The Prouts had retired to Ulverston. It was in 1891 that the census first described the property as “Tower House, Wellbank” and by now like next door Whitakers have moved in. I have little doubt that both families can be traced back to John Whitaker 1813 – 1860, cotton spinner and wool stapler of Waterfoot, Haslingden and his wife Jane (Riley) who lived until 1882. Their son John born 1840, a woollen manufacturer, had married Mary Smith from Hawes in Yorkshire. By 1891 she was a widow and it was she, who decided to extend the house and use the back part as a school for young ladies. Alderman Gertrude Warburton (nee Haworth) who lived at no. 15 told me that her mother came to school here. She entered by the side entrance and went up to the back stairs. Certainly, there is still a row of hooks on the wall of the half landing.
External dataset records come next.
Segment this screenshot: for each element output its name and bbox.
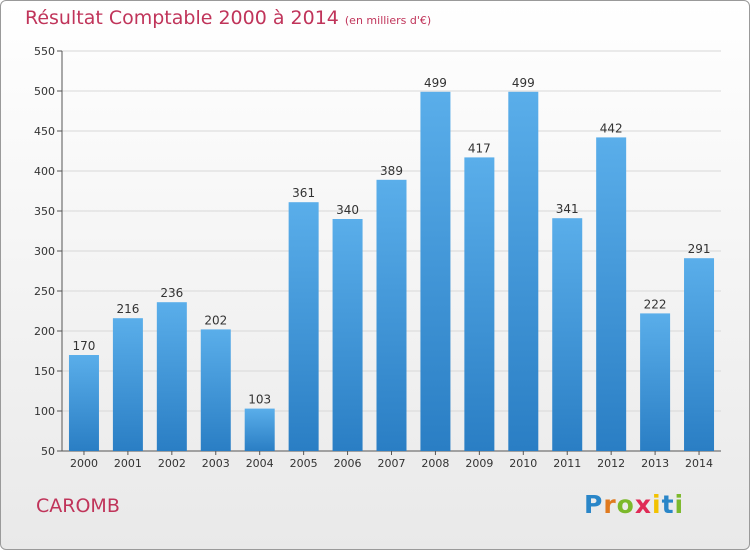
y-tick-label-350: 350 bbox=[34, 205, 55, 218]
y-tick-label-500: 500 bbox=[34, 85, 55, 98]
bar-2014 bbox=[684, 258, 715, 451]
x-tick-label-2003: 2003 bbox=[202, 457, 230, 470]
bar-2011 bbox=[552, 218, 583, 451]
logo-letter-6: i bbox=[674, 490, 685, 519]
bar-2010 bbox=[508, 91, 539, 452]
data-labels: 170 216 236 202 103 361 340 389 499 417 499 341 442 2… bbox=[73, 76, 711, 407]
x-tick-label-2007: 2007 bbox=[378, 457, 406, 470]
y-tick-label-450: 450 bbox=[34, 125, 55, 138]
data-label-2006: 340 bbox=[336, 203, 359, 217]
y-tick-labels: 50 100 150 200 250 300 350 400 450 500 550 bbox=[34, 45, 55, 458]
logo-letter-4: i bbox=[652, 490, 662, 519]
data-label-2011: 341 bbox=[556, 202, 579, 216]
bar-2003 bbox=[200, 329, 231, 451]
y-tick-label-200: 200 bbox=[34, 325, 55, 338]
x-tick-label-2008: 2008 bbox=[421, 457, 449, 470]
data-label-2013: 222 bbox=[644, 297, 667, 311]
chart-title: Résultat Comptable 2000 à 2014 (en millie… bbox=[25, 7, 431, 29]
x-tick-label-2006: 2006 bbox=[334, 457, 362, 470]
logo-letter-1: r bbox=[603, 490, 617, 519]
y-tick-label-550: 550 bbox=[34, 45, 55, 58]
x-tick-label-2014: 2014 bbox=[685, 457, 713, 470]
data-label-2009: 417 bbox=[468, 141, 491, 155]
proxiti-logo: Proxiti bbox=[584, 490, 684, 519]
data-label-2014: 291 bbox=[688, 242, 711, 256]
logo-letter-0: P bbox=[584, 490, 604, 519]
y-tick-label-400: 400 bbox=[34, 165, 55, 178]
y-tick-label-300: 300 bbox=[34, 245, 55, 258]
y-tick-label-150: 150 bbox=[34, 365, 55, 378]
chart-subtitle: (en milliers d'€) bbox=[344, 14, 432, 27]
data-label-2005: 361 bbox=[292, 186, 315, 200]
bar-2008 bbox=[420, 91, 451, 452]
data-label-2010: 499 bbox=[512, 76, 535, 90]
data-label-2003: 202 bbox=[204, 313, 227, 327]
data-label-2008: 499 bbox=[424, 76, 447, 90]
x-tick-label-2002: 2002 bbox=[158, 457, 186, 470]
bar-2001 bbox=[112, 318, 143, 451]
y-tick-label-100: 100 bbox=[34, 405, 55, 418]
data-label-2001: 216 bbox=[116, 302, 139, 316]
x-tick-labels: 2000 2001 2002 2003 2004 2005 2006 2007 2008 2009… bbox=[70, 457, 713, 470]
data-label-2002: 236 bbox=[160, 286, 183, 300]
bar-2006 bbox=[332, 219, 363, 451]
x-tick-label-2004: 2004 bbox=[246, 457, 274, 470]
bar-2009 bbox=[464, 157, 495, 451]
logo-letter-5: t bbox=[661, 490, 675, 519]
x-tick-label-2011: 2011 bbox=[553, 457, 581, 470]
y-tick-label-50: 50 bbox=[41, 445, 55, 458]
data-label-2007: 389 bbox=[380, 164, 403, 178]
bar-2012 bbox=[596, 137, 627, 451]
chart-title-text: Résultat Comptable 2000 à 2014 bbox=[25, 7, 339, 29]
data-label-2004: 103 bbox=[248, 393, 271, 407]
x-tick-label-2010: 2010 bbox=[509, 457, 537, 470]
bar-2013 bbox=[640, 313, 671, 451]
x-tick-label-2005: 2005 bbox=[290, 457, 318, 470]
commune-name: CAROMB bbox=[36, 495, 120, 517]
data-label-2000: 170 bbox=[73, 339, 96, 353]
bars bbox=[68, 91, 715, 452]
x-tick-label-2012: 2012 bbox=[597, 457, 625, 470]
x-tick-label-2001: 2001 bbox=[114, 457, 142, 470]
x-tick-label-2000: 2000 bbox=[70, 457, 98, 470]
logo-letter-2: o bbox=[616, 490, 635, 519]
bar-2000 bbox=[68, 355, 99, 451]
bar-2007 bbox=[376, 179, 407, 452]
bar-2004 bbox=[244, 408, 275, 451]
x-tick-label-2009: 2009 bbox=[465, 457, 493, 470]
x-tick-label-2013: 2013 bbox=[641, 457, 669, 470]
data-label-2012: 442 bbox=[600, 121, 623, 135]
y-tick-label-250: 250 bbox=[34, 285, 55, 298]
bar-2005 bbox=[288, 202, 319, 451]
logo-letter-3: x bbox=[634, 490, 652, 519]
bar-2002 bbox=[156, 302, 187, 451]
The Whitaker family living at Tower House in 1891 consisted of Mary Whitaker aged 50, living off her own means. Her son James S. aged 25, a medical student, born Haslingden, and Hannah Edith aged 23, a kindergarten teacher, Lilian Mary aged 17, Edgar Allen 12, Catherine Margaret, 17 and Mary's mother Hannah Smith all born in Hawes, Yorkshire. They had one servant. The family eventually returned to Yorkshire. James Smith Whitaker died in 1938. He had been knighted for his services to medicine.

Another strange tale – my neighbour at Westcliffe, Edith Watson told me that on her deeds, there was a twenty year arrangement for an elderly relative to live in one house and sleep in the other! The bricked up doorway can still be seen in one of the bedrooms. Where is the well now? When Mrs. Watson died, it was decided to split up the garden between the houses opposite, nos. 18 and 22. So if we ever have a drought it will need a water diviner to find it.

Rita Hirst.

Well, that’s that.

I hope you all have a very enjoyable Christmas and a Merry New Year.